THE mystery of exactly when dinosaurs were wiped out is a step closer to being solved after Scots researchers pinpointed the date of a catastrophic comet impact believed to have dealt the death blow to the species.

Scientists at the Scottish Universities Environmental Research Centre (SUERC) in East Kilbride, South Lanarkshire, used advanced radioactive dating techniques to create the most accurate ever estimate of when the impact occurred.

They have narrowed it down to 66,038,000 years ago – coinciding to "within a gnat's eyebrow" of the date of the dinosaurs' extinction, which the study also reveals occurred around 180,000 years earlier than previously thought.

Both events are precise to within the same 11,000-year margin of error, making them effectively simultaneous in geological time.

The revised dates clear up confusion over whether the impact actually occurred before or after the extinction, which was characterised by the almost overnight disappearance from the fossil record of land-based dinosaurs and many ocean creatures.

Although the extinction of the dinosaurs was first linked to a comet or asteroid collision by scientists at the University of California Berkeley in 1980, the latest findings – the result of an international collaboration between researchers in Scotland, Holland and the US – provides the first quantitative proof, rather than speculation, an impact event was to blame.

A 110-mile-wide crater in the Yucatan peninsula off Mexico is believed to mark the point where the six-mile diameter comet struck, plunging the Earth into a deadly nuclear winter and spelling doomsday for dinosaurs.

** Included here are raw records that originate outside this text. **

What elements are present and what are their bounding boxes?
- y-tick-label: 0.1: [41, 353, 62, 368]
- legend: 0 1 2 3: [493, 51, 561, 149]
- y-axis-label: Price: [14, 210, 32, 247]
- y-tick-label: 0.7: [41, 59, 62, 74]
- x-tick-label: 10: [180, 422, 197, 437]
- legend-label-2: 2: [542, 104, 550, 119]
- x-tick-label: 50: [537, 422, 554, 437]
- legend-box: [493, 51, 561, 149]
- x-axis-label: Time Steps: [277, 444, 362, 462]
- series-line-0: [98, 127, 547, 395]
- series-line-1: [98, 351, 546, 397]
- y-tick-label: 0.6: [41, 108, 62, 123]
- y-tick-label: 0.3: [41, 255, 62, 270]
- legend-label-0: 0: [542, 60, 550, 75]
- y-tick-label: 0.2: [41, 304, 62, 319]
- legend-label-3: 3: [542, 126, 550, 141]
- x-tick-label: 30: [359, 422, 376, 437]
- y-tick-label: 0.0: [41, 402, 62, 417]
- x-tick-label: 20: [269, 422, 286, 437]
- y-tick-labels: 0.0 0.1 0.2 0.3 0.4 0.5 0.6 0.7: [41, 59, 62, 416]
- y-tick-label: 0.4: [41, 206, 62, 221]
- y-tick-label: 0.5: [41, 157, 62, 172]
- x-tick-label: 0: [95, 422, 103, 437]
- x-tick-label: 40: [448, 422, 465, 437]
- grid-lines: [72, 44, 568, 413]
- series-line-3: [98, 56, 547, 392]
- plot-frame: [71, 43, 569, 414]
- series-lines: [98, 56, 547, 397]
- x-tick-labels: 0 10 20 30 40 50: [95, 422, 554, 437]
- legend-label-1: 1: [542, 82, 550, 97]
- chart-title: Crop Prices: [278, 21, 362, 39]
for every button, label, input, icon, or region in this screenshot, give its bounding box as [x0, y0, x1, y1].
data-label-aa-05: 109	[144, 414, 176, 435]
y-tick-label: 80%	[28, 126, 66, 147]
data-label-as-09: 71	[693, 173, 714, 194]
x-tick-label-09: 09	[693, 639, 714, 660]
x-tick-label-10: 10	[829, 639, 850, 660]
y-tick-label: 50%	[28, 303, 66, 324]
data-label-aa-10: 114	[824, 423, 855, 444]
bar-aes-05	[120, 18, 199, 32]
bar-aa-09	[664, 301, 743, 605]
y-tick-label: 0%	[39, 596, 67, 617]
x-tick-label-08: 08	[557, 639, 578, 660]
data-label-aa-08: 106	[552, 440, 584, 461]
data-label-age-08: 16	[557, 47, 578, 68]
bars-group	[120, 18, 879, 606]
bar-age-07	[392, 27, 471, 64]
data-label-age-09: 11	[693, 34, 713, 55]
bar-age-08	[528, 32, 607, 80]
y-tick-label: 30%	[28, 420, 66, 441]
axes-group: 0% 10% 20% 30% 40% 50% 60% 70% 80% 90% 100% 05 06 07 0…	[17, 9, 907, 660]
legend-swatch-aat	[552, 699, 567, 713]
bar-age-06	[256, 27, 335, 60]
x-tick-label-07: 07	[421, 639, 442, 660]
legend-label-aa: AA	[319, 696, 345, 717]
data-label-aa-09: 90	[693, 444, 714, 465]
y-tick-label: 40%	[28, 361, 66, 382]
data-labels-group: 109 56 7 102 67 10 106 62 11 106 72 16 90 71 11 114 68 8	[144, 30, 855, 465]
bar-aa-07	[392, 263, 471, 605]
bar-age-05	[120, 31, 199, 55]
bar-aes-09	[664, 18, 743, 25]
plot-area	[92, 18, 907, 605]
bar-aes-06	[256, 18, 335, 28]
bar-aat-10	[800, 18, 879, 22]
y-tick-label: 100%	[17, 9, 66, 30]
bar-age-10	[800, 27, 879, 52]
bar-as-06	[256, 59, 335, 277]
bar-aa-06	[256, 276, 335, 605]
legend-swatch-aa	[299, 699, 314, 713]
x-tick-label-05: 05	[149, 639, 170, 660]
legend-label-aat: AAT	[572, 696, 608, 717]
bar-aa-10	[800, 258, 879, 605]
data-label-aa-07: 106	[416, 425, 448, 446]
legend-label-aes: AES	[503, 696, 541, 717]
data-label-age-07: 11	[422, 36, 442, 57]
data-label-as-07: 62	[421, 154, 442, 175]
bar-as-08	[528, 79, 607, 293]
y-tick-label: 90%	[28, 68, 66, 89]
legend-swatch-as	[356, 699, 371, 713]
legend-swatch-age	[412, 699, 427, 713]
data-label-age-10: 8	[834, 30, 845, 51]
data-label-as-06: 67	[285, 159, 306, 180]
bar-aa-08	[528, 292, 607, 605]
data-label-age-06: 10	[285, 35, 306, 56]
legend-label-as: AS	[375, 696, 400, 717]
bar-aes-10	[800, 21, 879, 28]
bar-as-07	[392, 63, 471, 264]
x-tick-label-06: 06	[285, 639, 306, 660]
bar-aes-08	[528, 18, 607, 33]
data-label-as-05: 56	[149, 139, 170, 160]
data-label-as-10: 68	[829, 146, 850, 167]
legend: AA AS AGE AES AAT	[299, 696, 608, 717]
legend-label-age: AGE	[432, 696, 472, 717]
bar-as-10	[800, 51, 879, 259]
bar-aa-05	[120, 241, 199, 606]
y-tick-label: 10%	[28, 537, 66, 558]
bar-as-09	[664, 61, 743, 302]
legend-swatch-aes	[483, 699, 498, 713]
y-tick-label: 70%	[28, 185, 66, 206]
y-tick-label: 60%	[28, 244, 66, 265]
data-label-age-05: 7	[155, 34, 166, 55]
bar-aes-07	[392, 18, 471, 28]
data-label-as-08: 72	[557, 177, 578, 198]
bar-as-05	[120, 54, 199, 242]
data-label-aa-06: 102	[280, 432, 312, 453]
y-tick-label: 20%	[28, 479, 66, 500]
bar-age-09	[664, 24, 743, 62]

However, the researchers are keen to stress the impact was probably not the sole cause of extinction. Dramatic climate variation over the previous million years, including prolonged cold spells and sustained volcanic eruptions, is believed to have brought many creatures to the brink of extinction, with the impact kicking them over the edge.

Paul Renne, director of the Berkeley Geochronology Center and professor in residence of earth and planetary science at the University of California, Berkeley, said: "The impact was clearly the final straw that provided the tipping point. We have shown these events are synchronous to within a gnat's eyebrow and therefore the impact clearly played a major role in extinctions, but it probably wasn't just the impact."

In Scotland, the research was led by Glasgow University geochronologist Dr Darren Mark, who headed up the SUERC team as it conducted independent analyses on rock samples from Haiti and Montana. The Haiti sample would reveal how long ago the comet impact occurred, while volcanic ash collected from the Hell Creek Formation in Montana – the source of many dinosaur fossils – would pinpoint the extinction date.

The team used a technique known as argon-argon dating, which tests the ratio of radioactive potassium in a sample of rock to its decay product, argon. Because the process of conversion from radioactive potassium to argon is so slow, the scientists can use the rocks like extremely slow stopwatches – counting down from the date they landed on the Earth's surface.

Analysis of the volcanic samples pushed the extinction date back by 180,000 years compared to a previous estimate calculated in 1993.

Mr Mark said: "This study shows the power of high precision geochronology. Many people think precision is just about adding another decimal place to a number, but it's far more exciting than that. It's more like getting a sharper lens on a camera. It allows us to dissect the geological record at greater resolution and piece together the sequence of Earth history."